Imagine if instead of kneecapping XHTML and the semantic web properties it had b...

yoz-y · on Jan 19, 2020

I work for Google but not on search.

I think in this case semantic web would not work, unless there was some way to weed out spam. There are currently multiple competing microdata formats out there than enable you to specify any kind of metadata but they still won't help if spammers fill those too.

Maybe some sort of webring of trust where trusted people can endorse other sites and the chain breaks if somebody is found endorsing crap? (as in, you lose trust and everybody under you too)

echelon · on Jan 19, 2020

> I think in this case semantic web would not work, unless there was some way to weed out spam.

That's not so hard. It's one of the first problems Google solved.

PageRank, web of trust, pubkey signing articles... I'd much rather tackle this problem in isolation than the search problem we have now.

The trust graph is different from the core problem of extracting meaning from documents. Semantic tags make it easy to derive this from structure, which is a hard problem we're currently trying to use ML and NLP to solve.

grey-area · on Jan 19, 2020

>Semantic tags make it easy to derive this from structure

HTML has a lot of structure already (for example all levels of heading are easy to pick out, lists are easy to pick out), and Google does encourage use of semantic tags (for example for review scores, or author details, or hotel details). For most searches I don't think the problem lies with being able to read meaning - the problem is you can't trust the page author to tell you what the page is about, or link to the right pages, because spammers lie. Semantic tags don't help with that at all and it's a hard problem to differentiate spam and good content for a given reader - the reader might not even know the difference.

ori_b · on Jan 19, 2020

> PageRank, web of trust, pubkey signing articles...

What prevents spammers from signing articles? How do you implement this without driving authors to throw their hands in the air and give up?

bsanr2 · on Jan 19, 2020

In the interests of not causing a crisis when Top Level Trust Domain endorses the wrong site and the algorithm goes, "Uh uh," (or the endorsement is falsely labeled spam by malicious actors, or whatever), maybe the effect decreases the closer you are to that top level.
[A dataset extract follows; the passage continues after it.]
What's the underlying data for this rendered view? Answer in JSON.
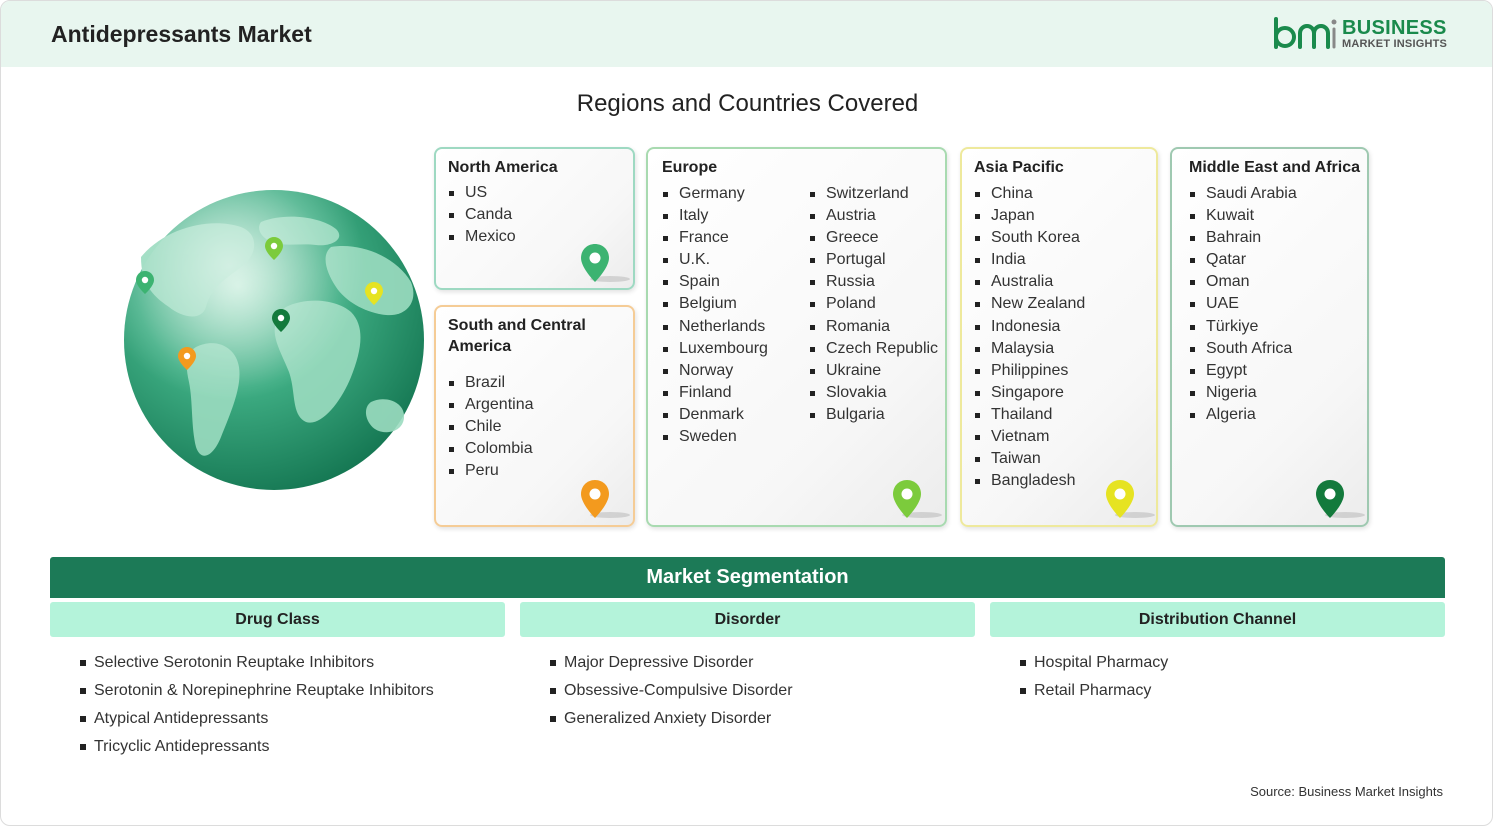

But that's hierarchical in a very un-web-y way... Hm.

klingonopera · on Jan 19, 2020

The internet is still kind of a hierarchy though, "changing" "ownership" from the government DARPA to the non-profit ICANN.

And that has worked... quite fine. I have no objections (maybe they're a bit too liberal with the new TLDs).

Most of the stuff that makes the hierarchies seem bad are actually faults of for-profit organizations (or other unsuited people/entities) being at the top, and not just that someone is at the top per se. In fact, in my experience, and contrary to popular expectation, when a hierarchy works well, an outsider shouldn't actually be able to immediately recognize it as such.

acdha · on Jan 19, 2020

> Imagine if instead of kneecapping XHTML and the semantic web properties it had baked in, Google had not entered into the web browser space. We might be able to mark articles up with `<article>`, and set their subject tags to the URN of the people, places, and things involved. We could give things a published and revised date with change logs. Mark up questions, solutions, code and language metadata.

Can you explain in technical details what you think was lost by Google launching a browser or what properties were unique to XHTML?

Everything you listed above is possible with HTML5 (see e.g. schema.org) and has been for many years so I think it would be better to look at the failure to have market incentives which support that outcome.

zozbot234 · on Jan 19, 2020

Good machine-readable ("semantic") information will only be provided if incentives aren't misaligned against it, as they are on much of the commercial (as opposed to academic, hobbyist, etc.) Web. Given misaligned incentives, these features will be subverted and abused, as we saw back in the 1990s with <meta description="etc."> tags and the like.

overgard · on Jan 20, 2020

I don't think there's any reason to think google was responsible for the semantic web not taking off. People just didn't care that much. It may have been a generally useful idea, but it didn't solve anyone's problem directly enough to matter.

pbourke · on Jan 19, 2020

It wouldn’t matter. 0.0001% of content authors would employ semantic markup. Everyone else would continue to serve up puréed tag soup.

wongarsu · on Jan 19, 2020

If WordPress outputs semantic output that instantly gives you a lot more than 0.0001%. The rest would follow as soon as it improves discoverability of their content

plorkyeran · on Jan 19, 2020

Wordpress can't magically infer semantic meaning from user input any better than Google can. The whole point of the semantic web is to have humans specifically mark their intention. A better UI for semantic tagging would help for that, but it would still be reliant on the user clicking the right buttons rather than just using whichever thing results in the correct visual appearance.

echelon · on Jan 19, 2020

> 0.0001% of content authors would employ semantic markup.

You don't think we'd have rich tooling to support it and make it easy to author?

Once people are using it with success, others will follow.

majewsky · on Jan 19, 2020

The breakthrough would be when Google were to rank pages with proper semantic markup higher. Just look at AMP.

(Of course that won't ever happen, but that's what would be needed.)